There are plenty of ways that £234,000 could be better spent that would provide better outcomes for the people concerned. This is one of the most frustrating things – we know that good, personalised care in community settings is the best thing for people with learning disabilities. We also know such care often costs significantly less than an assessment and treatment centre. At a time of public expenditure cuts, the way forward seems a no-brainer, but one that commissioners just haven’t taken on board.
Learning disability charities Mencap and the Challenging Behaviour Foundation have described the findings as “a disgrace” and called for urgent action. “It is not enough for the government to say it should not be happening,” said the charities’ respective chief executives, Jan Tregelles and Vivien Cooper, in a joint statement. “We demand that the government takes urgent action and we expect to see immediate and real progress.”
You can’t argue with what they are saying – indeed, they and many others in the sector have been saying roughly the same thing for years – but I wonder whether their call will be heeded.
The December 2012 Concordat was supposed to provide the necessary stick to get providers, commissioners and others to make the changes required in the sector, and to see more people moved out of institutions and back into the community, but as the June 1 deadline approaches, judging by the data from the Census it seems that little progress has been made towards those goals.

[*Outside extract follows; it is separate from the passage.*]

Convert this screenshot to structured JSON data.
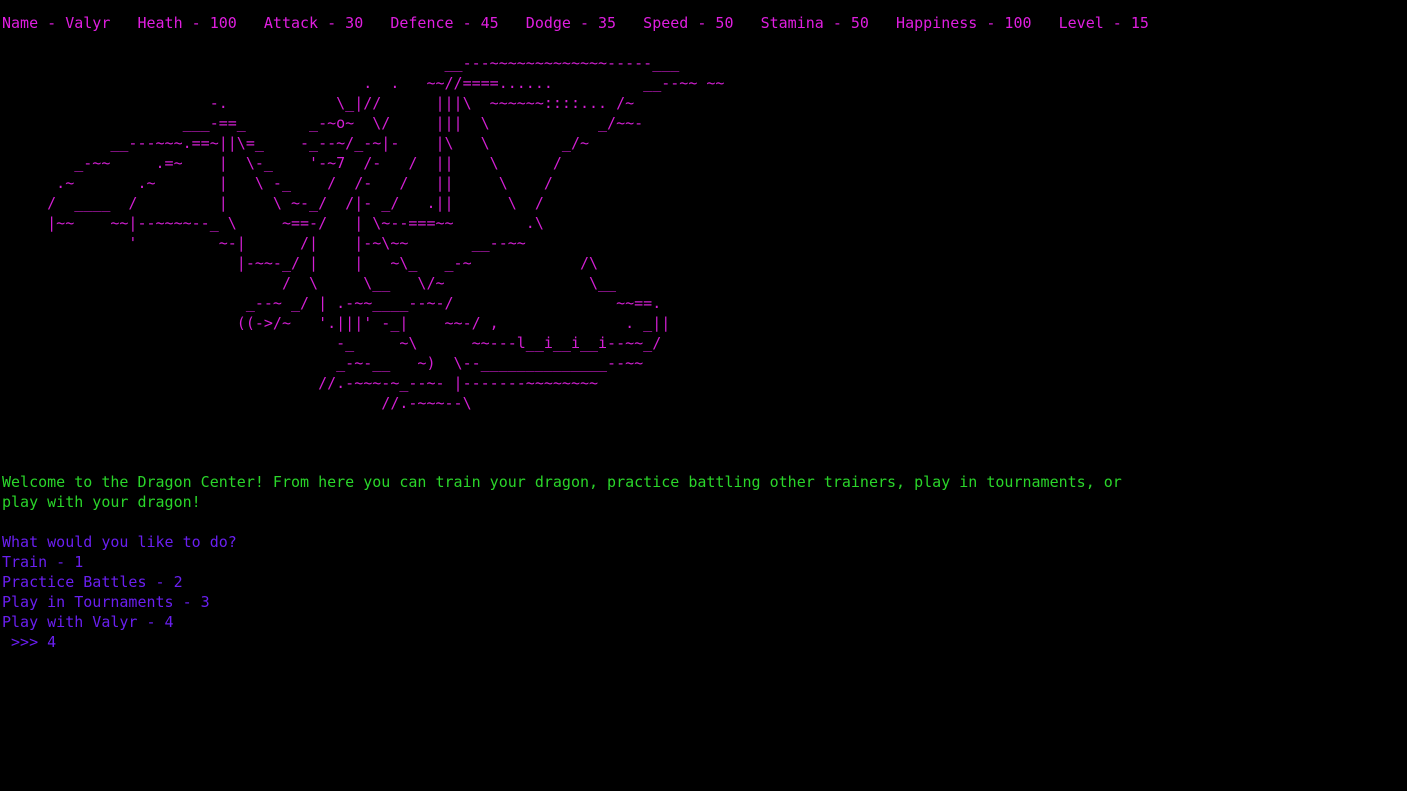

Perhaps the impetus isn’t there because this only affects a tiny minority of the population and is, to some, a difficult problem to solve. But that should be no excuse, especially as we know what good care and support looks like: if some areas and providers can do it, there is no reason why everyone can’t do it.
Fundamentally, if we claim to be a caring society, nobody should have to endure such conditions, and we should give everyone the opportunity to live life as they want to. The current situation simply has to change.